Sunday, December 29, 2013

Zorba/ Nikos Kazancakis

'Hiçbir şey ummuyorum, hiçbir şeyden korkmuyorum, özgürüm', Zorba'yı anlatan bu kelimeler, Nikos Kazancakis'in mezar taşında da yazar. Zorba denince aklıma, deniz kıyısında sirtaki yapan hayat dolu bir adam gelir. Deniz Girit'in bulunduğu Akdeniz, söylentiye göre sirtaki aslında zeybek, uzo aslında rakıdır; ama Yunan efelerine Zorba denmez, o tektir. Kusursuz mudur? Hiçbir zaman! Okuduğunuz zaman 'Bu da yapılır mı?' diye düşündüğünüz olaylar vardır hikayesinde, ama onları bile öyle severek, inanarak yapar ve açıklar ki, hak vermek istersiniz. Hayranlık uyandıran cümleleri ve davranışları ise, kitabı okumamdan bugüne uzun zaman geçmiş olmasına rağmen aklımdadır. Kitapta, Zorba'nın hikayesi, Girit'e gelen ve Zorba'yla arkadaş olan bir yazarın dilinden anlatılır. Zorba ile tanışan yazar; Zorba'nın dostluğa, arkadaşlığa, şehvete, aşka, çalışmaya, hayata bakış açısını yaşadıkları olaylarla anlatır. Hayata bağlılığı ve yaşama sevincini en güzel anlatan kitaplardan birisidir. Filminde, Zorba'yı Anthony Quinn canlandırmıştır.

Friday, December 27, 2013

Aşk ve Gurur/ Jane Austen

Dünya klasiklerinin klasik olmasının nedeni her yaşta okunabilmeleri ve her yaş için bir anlam ifade etmeleriymiş. Aşk ve Gurur'un bence bir okuyucu kitlesi vardır. Genç/ evililik çağındaki kızlar ve kızlarını evlendirmek isteyen anneler. Torun sahibi insanlar için; hayattaki en büyük amacı beş kızını evlendirmek olan anne, entelektüel baba ve kızlarının hikayesi ilgi çekici olmayabilir. Benzer şekilde, aşık olunan roman kahramanları listelerinin en tepelerinde yer alan Bay Darcy, çağımızın delikanlılarının idolü olmayabilir. Kitabı okumasınlar mı? Okusunlar! Aşk kitaplarının kendilerine göre olmadığını düşünenler için bile, birbirinden farklı karakterdeki beş kızın başından geçenleri okumak eğlenceli olacaktır. Çağımızın delikanlılarının herbiri birer Bay Darcy olsun mu? Olsun! Ne yazık ki isteseler bile Bay Darcy olamazlar, adamın malikanesi var! Tek özelliği superman olmak değil! Yine de önyargılı olmamak gerekiyor, başaranlar olabilir. Onlar ki, özellikle İngiliz kadınlarının muzdarip olduğu Bay Darcy sendromununu tedavi edebileceklerdir. Önyargı demişken, kitabın orjinal adı Pride and Prejudice/Gurur ve Önyargı'dır. Gururlu olanla, önyargılı olanın hikayesini anlatır. En hızlı okunan kitaplar listemdedir ve bence kitaba Aşk ve Gurur adı daha çok yakışır.
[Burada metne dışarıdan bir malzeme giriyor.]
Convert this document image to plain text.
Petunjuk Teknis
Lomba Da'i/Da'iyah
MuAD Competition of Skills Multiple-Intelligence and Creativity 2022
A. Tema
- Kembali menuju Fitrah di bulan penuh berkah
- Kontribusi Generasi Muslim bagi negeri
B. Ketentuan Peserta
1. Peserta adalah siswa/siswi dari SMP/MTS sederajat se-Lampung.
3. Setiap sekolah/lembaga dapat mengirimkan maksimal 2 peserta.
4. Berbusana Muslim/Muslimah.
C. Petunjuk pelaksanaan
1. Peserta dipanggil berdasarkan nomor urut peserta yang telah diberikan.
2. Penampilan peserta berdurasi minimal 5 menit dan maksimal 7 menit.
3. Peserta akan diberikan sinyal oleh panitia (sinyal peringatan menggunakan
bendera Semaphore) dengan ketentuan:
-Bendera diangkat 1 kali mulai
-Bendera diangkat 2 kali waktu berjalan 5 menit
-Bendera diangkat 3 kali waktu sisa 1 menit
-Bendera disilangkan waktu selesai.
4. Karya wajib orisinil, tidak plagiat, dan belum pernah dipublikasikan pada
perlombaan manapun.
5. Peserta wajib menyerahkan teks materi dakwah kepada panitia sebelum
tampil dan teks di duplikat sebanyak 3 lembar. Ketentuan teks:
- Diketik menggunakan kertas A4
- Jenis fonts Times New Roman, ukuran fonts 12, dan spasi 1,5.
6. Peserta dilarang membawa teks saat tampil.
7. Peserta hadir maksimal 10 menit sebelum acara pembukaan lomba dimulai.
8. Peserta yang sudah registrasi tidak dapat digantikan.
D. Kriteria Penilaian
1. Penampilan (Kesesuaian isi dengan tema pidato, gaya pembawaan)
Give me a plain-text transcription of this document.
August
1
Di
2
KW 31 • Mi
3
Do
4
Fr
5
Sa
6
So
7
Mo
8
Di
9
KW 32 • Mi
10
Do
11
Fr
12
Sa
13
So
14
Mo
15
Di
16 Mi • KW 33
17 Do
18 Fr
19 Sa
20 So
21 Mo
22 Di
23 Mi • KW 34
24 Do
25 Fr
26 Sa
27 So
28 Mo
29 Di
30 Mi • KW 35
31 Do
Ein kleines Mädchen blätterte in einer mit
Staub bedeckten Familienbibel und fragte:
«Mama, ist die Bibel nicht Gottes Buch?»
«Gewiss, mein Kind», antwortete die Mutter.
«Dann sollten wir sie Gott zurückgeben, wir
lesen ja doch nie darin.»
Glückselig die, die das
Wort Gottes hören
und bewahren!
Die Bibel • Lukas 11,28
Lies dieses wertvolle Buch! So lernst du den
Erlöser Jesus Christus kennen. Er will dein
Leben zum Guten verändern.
Thursday, December 26, 2013

Suç Detayda Saklıdır / Sir Arthur Conan Doyle

Suç Detayda Saklıdır; Akıl Oyunlarının Gölgesinde, Suç Detayda Saklıdır, Şüphe Asla Uyumaz, Gerçekler Kanıt İster ve Aklın Şüphesi Suçun Gerçeğidir kitaplarından oluşan elli altı hikayelik serinin ikinci kitabıdır. Sherlock Holmes'un maceralarını anlatan on bir hikayeden oluşur. Robert Downey Jr'ın Sherlock Holmes'ü canlandırdığı sürükleyici filmleri sayesinde, kitapları sırasıyla kitapçı raflarında gördük ve okuyabilme şansını kazandık. Filmlerde kısa hikayelerden parçalarla karşılaşılıyor ve birçok hikaye anlatılmıyor. Seri, Irina Adler ve James Moriarty ile ilgili hikayeleri de içeriyor. Suç Detayda Saklıdır'ı okumanın en güzel yanı, hikayedeki ipuçlarından sonucu anlayabilmenizdir. O nedenle dikkatli, heyecanlı ve hızlıca okumaya çalışır, eğer siz de çözdüyseniz sonraki hikayeyi okumak için daha çok heveslenirsiniz. Birçok Agatha Christie romanı okumuş olmama rağmen hiçbir zaman 'Katil kim?!/ Suçlu kim?!' sorularını cevaplayamamış olan benim için, hikayeleri çözebilmek ayrı bir keyiftir. 'Bu hikayeleri nasıl bir zeka/karakter yazabilir, Arthur Conan Doyle gizli bir suçlu mu?' sorusunun cevabını merak edenler için araştırıp öğrendim; kendisi adaletin yılmaz bir savunucusuymuş, yani suçlu değil dedektif! Suç Detayda Saklıdır; polisiye romanları sevenler için çok keyifli, sevmeyip hikayeleri çözmek isteyenler için ise plajda okumaya başlayabilecekleri bir kitaptır.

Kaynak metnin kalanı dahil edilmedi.